A tool, not a label.
Not long ago, while casually chatting about work with my boss, she suddenly asked, “Is there a ‘J’ in your MBTI?”
I instinctively replied, “Nope, I’m a P.”
She smiled and said, “Then I guess you’re the kind of person who gets different results depending on when you take the test.”
I mumbled to myself but decided not to respond right away.
But recently, I came across a YouTuber interviewing an MBTI expert, and that finally pushed me to write this.
To be honest, I quite like MBTI as a tool. I also enjoy astrology, I Ching, and other forms of divination. But before I learned how to properly use these tools, I, like many others, once fantasized: Maybe if I knew my type, I’d find out where I was meant to go in life? Maybe others would finally understand me? Or maybe, just maybe, I’d finally feel like I belonged somewhere.
Take this for example: I first tested as an INFP when I was younger. Back then, I wondered—does this mean I should become a teacher someday?
But teaching seemed tough. Being around kids didn’t seem that easy, and dealing with parents? That sounded like a potential career hazard.
Besides, I was studying electronic engineering. If I really wanted to be a teacher, wouldn’t I need to get a master’s, maybe even a PhD, just to have a shot at teaching in a university? And when I looked at how professors lived their lives… well, it didn’t look like something I wanted.
So, was the result really that accurate?
Back then, I’d also heard that MBTI had no real validity—that it was just pseudo-psychology. So I took it for what it was: a fun personality test. I figured, there’s nothing wrong with learning a bit more about yourself.
And so, over the past ten years, I’ve explored quite a few tools—astrology, natal charts, I Ching with friends, psychology books, history, theories on human origin… The topics that fascinated me all seemed to revolve around one essential question: “What is a human being?” Or more personally: “What am I?”
Honestly, I don’t even know why I’ve been so drawn to this question. In recent years, I’ve even been reading Buddhist views on life and liberation. Maybe, for me, the most meaningful thing about being alive is to understand myself—and to spend a lifetime learning how to live alongside that self.
Last year, during a period of unemployment, I saw that one of the MBTI experts I’d been following was finally offering a formal course. Despite financial struggles and weeks of hesitation, I decided to sign up and took the official MBTI assessment.
That was when I finally understood the tool’s foundation—understanding innate cognitive preferences.
I came to realize that MBTI is less about telling you who you are, and more about showing you how your mind naturally works—especially in how you tend to react when something happens.
I remember during an interview for my current job, I asked the boss an odd question: “Do you think you’d enjoy a path that involves constant selling?”
Whatever her answer was, I remember thinking right after: “Wow, you’re doing it again—asking about how people feel.”
But that’s my natural tendency.

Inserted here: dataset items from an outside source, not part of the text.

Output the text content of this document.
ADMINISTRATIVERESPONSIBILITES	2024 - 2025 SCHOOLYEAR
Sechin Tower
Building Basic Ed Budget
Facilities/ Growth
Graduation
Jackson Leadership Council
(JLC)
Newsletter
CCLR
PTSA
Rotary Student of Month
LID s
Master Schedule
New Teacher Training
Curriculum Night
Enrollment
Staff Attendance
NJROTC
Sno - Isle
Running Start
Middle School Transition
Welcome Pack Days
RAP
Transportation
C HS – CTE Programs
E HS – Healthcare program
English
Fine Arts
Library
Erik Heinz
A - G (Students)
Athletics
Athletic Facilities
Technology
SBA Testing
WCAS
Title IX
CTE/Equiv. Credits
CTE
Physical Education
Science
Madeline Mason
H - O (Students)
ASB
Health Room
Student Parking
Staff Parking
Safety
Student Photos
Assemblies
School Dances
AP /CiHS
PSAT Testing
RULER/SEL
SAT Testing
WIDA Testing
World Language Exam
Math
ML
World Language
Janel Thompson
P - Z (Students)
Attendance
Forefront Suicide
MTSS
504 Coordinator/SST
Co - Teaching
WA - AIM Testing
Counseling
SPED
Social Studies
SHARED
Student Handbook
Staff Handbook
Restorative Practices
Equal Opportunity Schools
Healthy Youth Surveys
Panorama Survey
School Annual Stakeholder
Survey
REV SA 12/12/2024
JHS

I like understanding how others perceive things—what they value, how they feel about their choices, whether they’re satisfied with those decisions. For me, when I understand someone’s core values, I can better predict how they’ll respond under stress or pressure.

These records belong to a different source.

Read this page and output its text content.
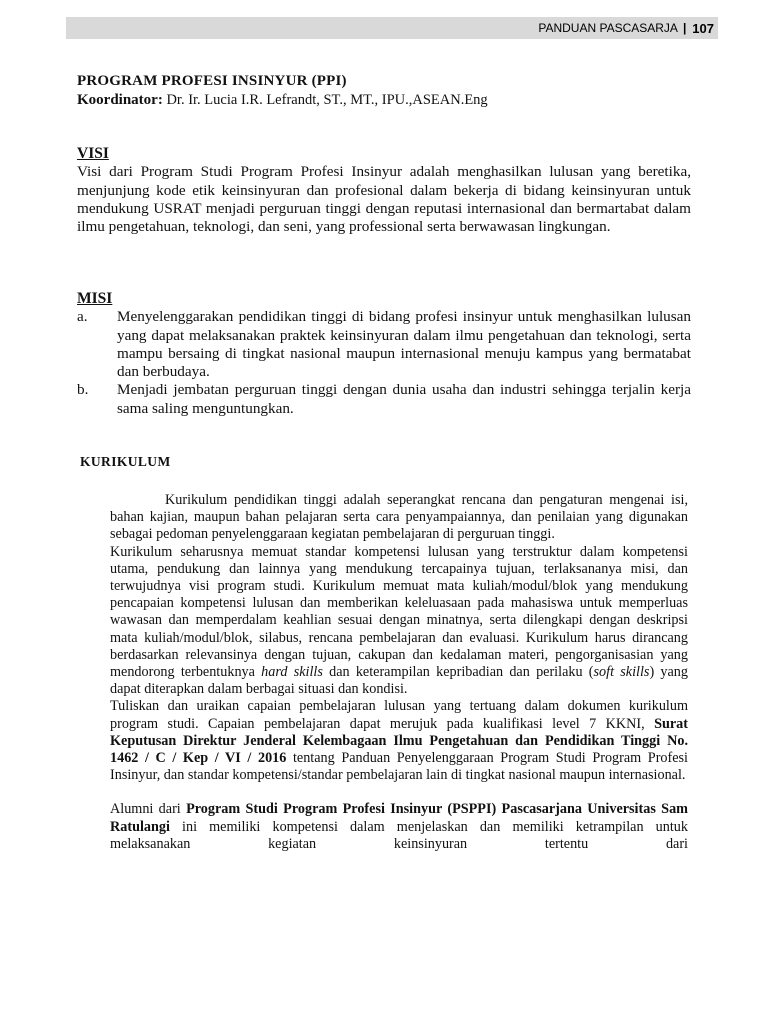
PANDUAN PASCASARJA | 107

PROGRAM PROFESI INSINYUR (PPI)

Koordinator: Dr. Ir. Lucia I.R. Lefrandt, ST., MT., IPU.,ASEAN.Eng

VISI

Visi dari Program Studi Program Profesi Insinyur adalah menghasilkan lulusan yang beretika, menjunjung kode etik keinsinyuran dan profesional dalam bekerja di bidang keinsinyuran untuk mendukung USRAT menjadi perguruan tinggi dengan reputasi internasional dan bermartabat dalam ilmu pengetahuan, teknologi, dan seni, yang professional serta berwawasan lingkungan.

MISI

a.	Menyelenggarakan pendidikan tinggi di bidang profesi insinyur untuk menghasilkan lulusan yang dapat melaksanakan praktek keinsinyuran dalam ilmu pengetahuan dan teknologi, serta mampu bersaing di tingkat nasional maupun internasional menuju kampus yang bermatabat dan berbudaya.
b.	Menjadi jembatan perguruan tinggi dengan dunia usaha dan industri sehingga terjalin kerja sama saling menguntungkan.

KURIKULUM

Kurikulum pendidikan tinggi adalah seperangkat rencana dan pengaturan mengenai isi, bahan kajian, maupun bahan pelajaran serta cara penyampaiannya, dan penilaian yang digunakan sebagai pedoman penyelenggaraan kegiatan pembelajaran di perguruan tinggi.

Kurikulum seharusnya memuat standar kompetensi lulusan yang terstruktur dalam kompetensi utama, pendukung dan lainnya yang mendukung tercapainya tujuan, terlaksananya misi, dan terwujudnya visi program studi. Kurikulum memuat mata kuliah/modul/blok yang mendukung pencapaian kompetensi lulusan dan memberikan keleluasaan pada mahasiswa untuk memperluas wawasan dan memperdalam keahlian sesuai dengan minatnya, serta dilengkapi dengan deskripsi mata kuliah/modul/blok, silabus, rencana pembelajaran dan evaluasi. Kurikulum harus dirancang berdasarkan relevansinya dengan tujuan, cakupan dan kedalaman materi, pengorganisasian yang mendorong terbentuknya hard skills dan keterampilan kepribadian dan perilaku (soft skills) yang dapat diterapkan dalam berbagai situasi dan kondisi.

Tuliskan dan uraikan capaian pembelajaran lulusan yang tertuang dalam dokumen kurikulum program studi. Capaian pembelajaran dapat merujuk pada kualifikasi level 7 KKNI, Surat Keputusan Direktur Jenderal Kelembagaan Ilmu Pengetahuan dan Pendidikan Tinggi No. 1462 / C / Kep / VI / 2016 tentang Panduan Penyelenggaraan Program Studi Program Profesi Insinyur, dan standar kompetensi/standar pembelajaran lain di tingkat nasional maupun internasional.

Alumni dari Program Studi Program Profesi Insinyur (PSPPI) Pascasarjana Universitas Sam Ratulangi ini memiliki kompetensi dalam menjelaskan dan memiliki ketrampilan untuk melaksanakan kegiatan keinsinyuran tertentu dari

So does MBTI help point out this tendency? I believe it does. It’s a tool to understand preferences—not a personality verdict.

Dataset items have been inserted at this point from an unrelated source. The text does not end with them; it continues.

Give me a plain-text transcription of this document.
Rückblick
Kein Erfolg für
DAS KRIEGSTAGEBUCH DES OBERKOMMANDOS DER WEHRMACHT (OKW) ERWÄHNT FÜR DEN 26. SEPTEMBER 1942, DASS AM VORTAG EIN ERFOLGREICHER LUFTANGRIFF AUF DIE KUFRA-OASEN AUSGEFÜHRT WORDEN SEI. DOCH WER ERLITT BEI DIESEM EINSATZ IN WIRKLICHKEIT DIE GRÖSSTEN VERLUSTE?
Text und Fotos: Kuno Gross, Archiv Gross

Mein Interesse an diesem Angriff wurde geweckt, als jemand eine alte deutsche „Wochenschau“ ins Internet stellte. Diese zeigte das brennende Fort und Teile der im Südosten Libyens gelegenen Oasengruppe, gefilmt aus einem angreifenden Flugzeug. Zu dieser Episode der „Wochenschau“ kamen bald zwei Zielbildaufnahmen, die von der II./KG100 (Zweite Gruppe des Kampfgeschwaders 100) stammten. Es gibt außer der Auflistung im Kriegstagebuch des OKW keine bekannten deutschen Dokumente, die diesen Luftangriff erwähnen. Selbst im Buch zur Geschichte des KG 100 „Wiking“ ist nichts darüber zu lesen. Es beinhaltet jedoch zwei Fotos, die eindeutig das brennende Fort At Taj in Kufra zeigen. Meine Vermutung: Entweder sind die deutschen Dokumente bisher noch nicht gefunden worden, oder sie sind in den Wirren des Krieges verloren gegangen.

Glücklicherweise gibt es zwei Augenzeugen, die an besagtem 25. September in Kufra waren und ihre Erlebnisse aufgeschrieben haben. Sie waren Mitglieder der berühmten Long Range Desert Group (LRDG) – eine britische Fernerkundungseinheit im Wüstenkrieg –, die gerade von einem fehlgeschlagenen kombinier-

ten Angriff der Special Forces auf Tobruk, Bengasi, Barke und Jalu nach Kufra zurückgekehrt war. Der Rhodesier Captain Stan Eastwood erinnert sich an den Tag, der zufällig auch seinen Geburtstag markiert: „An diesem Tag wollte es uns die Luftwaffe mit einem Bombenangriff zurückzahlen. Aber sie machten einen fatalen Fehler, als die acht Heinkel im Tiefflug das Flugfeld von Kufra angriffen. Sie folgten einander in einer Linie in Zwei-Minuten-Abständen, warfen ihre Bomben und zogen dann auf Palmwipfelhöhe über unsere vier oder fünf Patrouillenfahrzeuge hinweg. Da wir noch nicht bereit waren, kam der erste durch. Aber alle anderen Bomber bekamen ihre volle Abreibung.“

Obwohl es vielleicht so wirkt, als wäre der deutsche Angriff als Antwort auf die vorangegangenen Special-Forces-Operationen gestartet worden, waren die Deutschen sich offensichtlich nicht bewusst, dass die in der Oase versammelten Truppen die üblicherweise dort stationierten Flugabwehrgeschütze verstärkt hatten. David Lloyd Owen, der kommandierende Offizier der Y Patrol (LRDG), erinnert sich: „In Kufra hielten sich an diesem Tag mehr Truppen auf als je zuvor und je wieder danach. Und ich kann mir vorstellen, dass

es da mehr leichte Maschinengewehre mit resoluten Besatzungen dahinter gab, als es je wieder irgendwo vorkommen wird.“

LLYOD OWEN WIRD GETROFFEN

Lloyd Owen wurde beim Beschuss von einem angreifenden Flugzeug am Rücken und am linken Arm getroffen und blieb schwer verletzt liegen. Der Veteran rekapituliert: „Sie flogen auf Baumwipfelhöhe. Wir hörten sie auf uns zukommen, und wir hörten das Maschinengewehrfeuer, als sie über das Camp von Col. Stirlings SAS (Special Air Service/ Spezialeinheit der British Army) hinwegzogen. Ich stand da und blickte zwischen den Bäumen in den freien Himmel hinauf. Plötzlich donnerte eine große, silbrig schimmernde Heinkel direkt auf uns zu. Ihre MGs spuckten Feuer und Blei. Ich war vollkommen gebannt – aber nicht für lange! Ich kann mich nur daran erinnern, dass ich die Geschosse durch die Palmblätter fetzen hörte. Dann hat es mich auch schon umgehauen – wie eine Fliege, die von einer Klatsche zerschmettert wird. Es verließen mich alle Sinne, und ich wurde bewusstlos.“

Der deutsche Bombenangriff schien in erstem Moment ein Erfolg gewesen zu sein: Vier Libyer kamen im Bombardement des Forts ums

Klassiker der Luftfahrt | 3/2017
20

To me, MBTI is more like a mental checkup. It helps me figure out which muscles I’ve been using more often—and which ones I’m naturally better at using. Only, this exam is about the mind.
Take my earlier question to the boss for example. Because of what I learned from the MBTI course, I now understand why I’m so drawn to asking questions like “Do you like it?” or “How does it feel?”
It’s because, deep down, I want to experience life through others. Even if I can’t truly live someone else’s life, I want to understand it, imagine it, digest it.
MBTI helped me see that this is my habitual mode. It also pointed out my weaknesses—like getting too lost in imagination and struggling with execution.
Honestly, that’s why I’ve started keeping a journal these past few years. It was a response to my blind spot: seeing the trees but not the forest. I wanted to better manage the details, to stop relying so much on vague feelings, and instead look clearly at what’s actually happening—so I can know who I really am, and make intentional changes.
So back to the beginning—my boss said I seem like a J at work.
Maybe it was a compliment. Maybe it’s what society has beaten into me. Or maybe… just maybe, I’ve finally started walking the path where my “execution power” is no longer failing me.